Brentwood students celebrate a special Thanksgiving |
South Hills

Brentwood students celebrate a special Thanksgiving

Stephanie Hacke | For the Tribune-Review
Moore Elementary student Numa Rai, 10, fills her plate with turkey and Nepali momos during the school’s not-so-traditional Thanksgiving dinner.
Stephanie Hacke | For the Tribune-Review
Binod Gurung, left, enjoys a not-so-traditional Thanksgiving dinner with his son, Saugat, 8, at Moore Elementary School.

Friends and family filled their plates to the brim with turkey, stuffing and mashed potatoes, along with traditional Nepali momo and samosa.

This wasn’t your typical Thanksgiving dinner. But for students in the English as a Second Language program at Moore Elementary School in the Brentwood Borough School District who were born all over the world, it was a nice way to learn about the American holiday while sharing a bit about their own cultures with friends.

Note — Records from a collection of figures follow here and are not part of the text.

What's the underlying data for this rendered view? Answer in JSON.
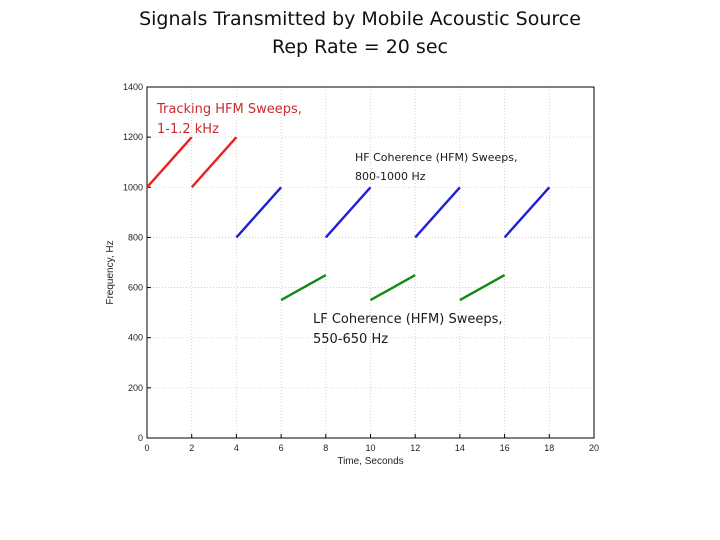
{
  "title": {
    "line1": "Signals Transmitted by Mobile Acoustic Source",
    "line2": "Rep Rate = 20 sec"
  },
  "annotations": [
    {
      "key": "tracking",
      "line1": "Tracking HFM Sweeps,",
      "line2": "1-1.2 kHz",
      "color": "#cc2b2b"
    },
    {
      "key": "hf",
      "line1": "HF Coherence (HFM) Sweeps,",
      "line2": "800-1000 Hz",
      "color": "#1a1a1a"
    },
    {
      "key": "lf",
      "line1": "LF Coherence (HFM) Sweeps,",
      "line2": "550-650 Hz",
      "color": "#1a1a1a"
    }
  ],
  "chart_data": {
    "type": "line",
    "xlabel": "Time, Seconds",
    "ylabel": "Frequency, Hz",
    "xlim": [
      0,
      20
    ],
    "ylim": [
      0,
      1400
    ],
    "xticks": [
      0,
      2,
      4,
      6,
      8,
      10,
      12,
      14,
      16,
      18,
      20
    ],
    "yticks": [
      0,
      200,
      400,
      600,
      800,
      1000,
      1200,
      1400
    ],
    "grid": true,
    "series": [
      {
        "color": "#e8231f",
        "segments": [
          [
            [
              0,
              1000
            ],
            [
              2,
              1200
            ]
          ],
          [
            [
              2,
              1000
            ],
            [
              4,
              1200
            ]
          ]
        ]
      },
      {
        "color": "#1f1fd6",
        "segments": [
          [
            [
              4,
              800
            ],
            [
              6,
              1000
            ]
          ],
          [
            [
              8,
              800
            ],
            [
              10,
              1000
            ]
          ],
          [
            [
              12,
              800
            ],
            [
              14,
              1000
            ]
          ],
          [
            [
              16,
              800
            ],
            [
              18,
              1000
            ]
          ]
        ]
      },
      {
        "color": "#138a13",
        "segments": [
          [
            [
              6,
              550
            ],
            [
              8,
              650
            ]
          ],
          [
            [
              10,
              550
            ],
            [
              12,
              650
            ]
          ],
          [
            [
              14,
              550
            ],
            [
              16,
              650
            ]
          ]
        ]
      }
    ]
  }
}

“I’ve never celebrated it before, so I wonder what it’s going to be like,” said Asra Mohammadi, 8, a third-grader whose family moved to the U.S. from Afghanistan in 2016. She was excited to try the turkey – and she understands the importance of the tradition.

“They did it because they were thankful and had a big feast,” she said.

Moore ESL teacher Katy Kennedy-Rodriguez was inspired to plan the Thanksgiving celebration for her students and their families just one week prior to the event, held on Nov. 25 inside her classroom.

She was discussing Thanksgiving dinner with her students, when one of them said, “I wish we could have Thanksgiving dinner!” Without thinking, she told them they could.

Then she went to work to make it happen.

At Moore Elementary, there are 17 students in the ESL program. Most were born in Nepal, while others come from Iraq, Mexico, China, Afghanistan and Sudan.

In the last decade, Brentwood has seen a surge of students who were born in other nations.

Kennedy-Rodriguez recalls when she started in Brentwood in 2010, there was one family in the district’s ESL program. Today, students enrolled in the district’s ELS program make up six percent of Brentwood’s school population.

Kennedy-Rodriguez works with kindergarten through fifth graders of all levels.

Her students were introduced to Thanksgiving in their other classes, where they were given assignments to write about the holiday. But for some of the children who were born in other countries, they don’t have those memories to share.

Kennedy-Rodriguez wanted to give her students the experience, even if it just meant that they would understand phrases like, “I’m stuffed like a turkey on Thanksgiving.”

And she wanted it to be fun and also serve as a way for parents to be welcomed into the school to share their traditions. “I want them to understand how much I value their cultures and traditions,” she said.

Kennedy-Rodriguez got immediate backing from Brentwood administrators. Principal Bonnie Betler agreed to make the stuffing.

Kennedy-Rodriguez put a request for help on Facebook. Her friends and family chipped in with more than $500 to fund the feast.

Her husband, Jerry Rodriguez, did most of the cooking, while friends made some of the other dishes. Even their baby, 11-month-old Magnus, came along for the celebration.

A group of nine Brentwood High School students involved in student government volunteered to help with the festivities.

The students smiled as they munched on cookies and later their holiday feast.

“It’s about family,” said fifth-grader Numa Rai, 10, whose family moved to the U.S. from Nepal in 2016.

“It’s about laughter,” added third-grader Elisha Phuyal, 8, whose family came from Nepal. She was born in the United States.

The message of the day sunk in for the students.

“Be thankful and help others if they’re in trouble,” said fourth-grader Dinesh Acharya, 10.

Parents brought dishes from their homelands for the children to share with their friends.

Momos, or Nepali dumplings, were a huge hit.

Binod Gurung, a Bhutanese native who moved to the U.S. from Nepal in 2009, enjoyed a meal with his son, Saugat, 8.

At home, they celebrate Bhutanese and Nepali holidays, along with American ones.

It’s important for Saugat to learn about Thanksgiving, because he was born here and has lots of friends from the U.S. and is growing up here, Binod said.

But he also wants to keep the family’s native traditions alive.

“We need to teach the upcoming generations what we all learned from our forefathers,” he said.